I've been running these in my car for the latest weeks and I thought I'd share my views on them.










My background is that I've been competing in SQ since the mid 90's, I am currently an active EMMA judge and a co-owner of the Swedish distributor for Celestra, SEAS and TEC.

Previously used brands of tweeters includes:
DLS, DynAudio, Peerless, MB Quart, Morel, Seas, Scanspeak, Vifa...

*Build quality:*
Rather good actually, the picture must show an earlier version, on mine the Screen print is replaced with a classy etched logo. 

Don't really like the way you solder the wires to the PCB, it's the best connection but I'm a bit worried about the longevety of this solution. I soldered 2,5 mm² cables straight on without to much trouble, but in hindsight would probably have used short, thin connecting cables to remove the stess of the board.

Mounting is a bit strange, the idea is to mount it into a thin panel and then use the supplied metal wings to keep it in there.
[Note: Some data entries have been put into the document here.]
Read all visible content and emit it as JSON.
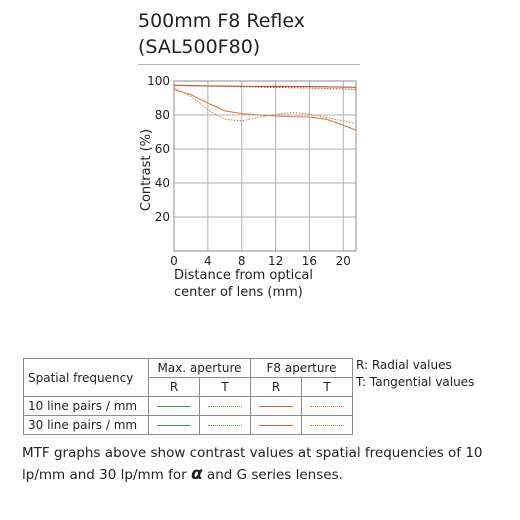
{
  "title": {
    "line1": "500mm F8 Reflex",
    "line2": "(SAL500F80)"
  },
  "chart_data": {
    "type": "line",
    "xlabel_line1": "Distance from optical",
    "xlabel_line2": "center of lens (mm)",
    "ylabel": "Contrast (%)",
    "xlim": [
      0,
      21.5
    ],
    "ylim": [
      0,
      100
    ],
    "xticks": [
      0,
      4,
      8,
      12,
      16,
      20
    ],
    "yticks": [
      20,
      40,
      60,
      80,
      100
    ],
    "grid": true,
    "series": [
      {
        "name": "10 line pairs / mm",
        "aperture": "Max. aperture",
        "direction": "R",
        "color": "#c05a30",
        "dash": "solid",
        "x": [
          0,
          2,
          4,
          6,
          8,
          10,
          12,
          14,
          16,
          18,
          20,
          21.5
        ],
        "y": [
          97.5,
          97.3,
          97.1,
          97.0,
          96.9,
          96.8,
          96.8,
          96.7,
          96.7,
          96.6,
          96.4,
          96.3
        ]
      },
      {
        "name": "10 line pairs / mm",
        "aperture": "Max. aperture",
        "direction": "T",
        "color": "#c05a30",
        "dash": "dotted",
        "x": [
          0,
          2,
          4,
          6,
          8,
          10,
          12,
          14,
          16,
          18,
          20,
          21.5
        ],
        "y": [
          97.5,
          97.2,
          97.0,
          96.8,
          96.6,
          96.4,
          96.2,
          96.0,
          95.8,
          95.6,
          95.3,
          95.0
        ]
      },
      {
        "name": "30 line pairs / mm",
        "aperture": "Max. aperture",
        "direction": "R",
        "color": "#d9824f",
        "dash": "solid",
        "x": [
          0,
          2,
          4,
          6,
          8,
          10,
          12,
          14,
          16,
          18,
          20,
          21.5
        ],
        "y": [
          95.0,
          92.0,
          87.0,
          82.5,
          80.8,
          80.0,
          79.4,
          79.0,
          78.8,
          77.5,
          74.0,
          71.0
        ]
      },
      {
        "name": "30 line pairs / mm",
        "aperture": "Max. aperture",
        "direction": "T",
        "color": "#d9824f",
        "dash": "dotted",
        "x": [
          0,
          2,
          4,
          6,
          8,
          10,
          12,
          14,
          16,
          18,
          20,
          21.5
        ],
        "y": [
          96.0,
          91.0,
          83.0,
          77.5,
          76.5,
          78.5,
          80.5,
          81.5,
          80.5,
          78.5,
          76.5,
          75.0
        ]
      }
    ]
  },
  "legend_table": {
    "header_label": "Spatial frequency",
    "aperture_max": "Max. aperture",
    "aperture_f8": "F8 aperture",
    "radial": "R",
    "tangential": "T",
    "row1_label": "10 line pairs / mm",
    "row2_label": "30 line pairs / mm",
    "sample_colors": {
      "max_aperture": "#3aa64a",
      "f8_aperture": "#d9652d"
    }
  },
  "notes": {
    "radial": "R: Radial values",
    "tangential": "T: Tangential values"
  },
  "caption": {
    "text_before_alpha": "MTF graphs above show contrast values at spatial frequencies of 10 lp/mm and 30 lp/mm for ",
    "alpha_symbol": "α",
    "text_after_alpha": " and G series lenses."
  }
}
I prefer to have mine a bit more sturdy fixed and was able to use the threaded bolts on the back side to bolt to a steel brace.

*Tech stuff:*

These are ribbon tweets of rather compact dimensions, think two packs of Juicy fruit gums side by side and you get the idea. 

They reqiure a rather high cross over point, ideally over 5 kHz so they are most suited to top off a good 3-way system up front.
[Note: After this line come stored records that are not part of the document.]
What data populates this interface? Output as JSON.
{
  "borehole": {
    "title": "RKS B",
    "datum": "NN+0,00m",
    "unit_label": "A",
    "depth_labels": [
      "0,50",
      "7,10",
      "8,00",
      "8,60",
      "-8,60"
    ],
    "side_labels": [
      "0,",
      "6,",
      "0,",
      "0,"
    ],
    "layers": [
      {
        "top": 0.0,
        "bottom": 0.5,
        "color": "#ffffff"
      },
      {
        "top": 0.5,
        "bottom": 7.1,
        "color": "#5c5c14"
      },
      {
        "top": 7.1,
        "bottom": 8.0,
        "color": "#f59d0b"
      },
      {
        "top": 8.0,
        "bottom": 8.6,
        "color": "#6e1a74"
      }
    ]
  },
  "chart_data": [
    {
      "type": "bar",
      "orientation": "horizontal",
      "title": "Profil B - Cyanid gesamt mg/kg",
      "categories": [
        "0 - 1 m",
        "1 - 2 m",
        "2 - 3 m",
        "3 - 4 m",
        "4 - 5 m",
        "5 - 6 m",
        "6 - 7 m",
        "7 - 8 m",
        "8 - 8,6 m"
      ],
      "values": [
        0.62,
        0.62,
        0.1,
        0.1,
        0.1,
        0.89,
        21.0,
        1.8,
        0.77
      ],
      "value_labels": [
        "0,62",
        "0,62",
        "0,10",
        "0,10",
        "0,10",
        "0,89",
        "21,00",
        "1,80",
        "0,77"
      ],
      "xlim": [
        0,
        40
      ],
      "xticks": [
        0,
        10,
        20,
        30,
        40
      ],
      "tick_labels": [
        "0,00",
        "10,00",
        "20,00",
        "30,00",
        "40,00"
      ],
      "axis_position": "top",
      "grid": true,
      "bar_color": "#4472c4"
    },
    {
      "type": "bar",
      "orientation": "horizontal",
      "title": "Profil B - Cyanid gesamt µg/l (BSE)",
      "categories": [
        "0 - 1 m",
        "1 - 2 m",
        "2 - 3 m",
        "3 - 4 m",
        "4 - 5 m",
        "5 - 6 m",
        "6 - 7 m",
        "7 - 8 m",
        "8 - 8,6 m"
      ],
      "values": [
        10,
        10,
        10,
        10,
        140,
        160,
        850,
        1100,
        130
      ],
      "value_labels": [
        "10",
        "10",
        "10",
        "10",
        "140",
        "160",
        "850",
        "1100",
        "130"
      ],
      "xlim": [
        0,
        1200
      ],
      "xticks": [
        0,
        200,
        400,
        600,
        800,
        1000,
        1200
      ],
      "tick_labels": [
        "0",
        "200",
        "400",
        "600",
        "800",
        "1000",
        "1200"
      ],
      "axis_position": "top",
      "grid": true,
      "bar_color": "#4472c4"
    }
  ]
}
They are also rather effective, no problem running them on a small amp.

Cost, well I guess somwhere around $350-400 for the pair. (No I rather don't want to ship to the US, EB should have a distributor there by now!)

Italian data sheet http://www.ebacoustic.it/prod_images/LSplan.pdf

*
Listening impressions:*

WOW. I changed from using the smaller brother Tec Surface TW which does quite a good job. But this is in another league.
The soundstage is wider, deeper and more defined. By quite a lot. 
But it is tonally where it really shines. String sounds and piano overtones, the complex harmonics of overlayed cymbals and shakers all is properly resolved in a way that really puts a smile to my face. There is plenty of defenition, but in a relaxed way. I hear new things in dics I've had for a decade.

*Negatives:*
I don't enjoy listening to my home rig as much anymore. (And that's a fairly good one.) I arrive late to things as I just have to listen to the next song. 

*Verdict:*
I can't imagine doing a car for myself without them.


----------



## WLDock (Sep 27, 2005)

Nice review! What models are still in production? PM/email sent.


----------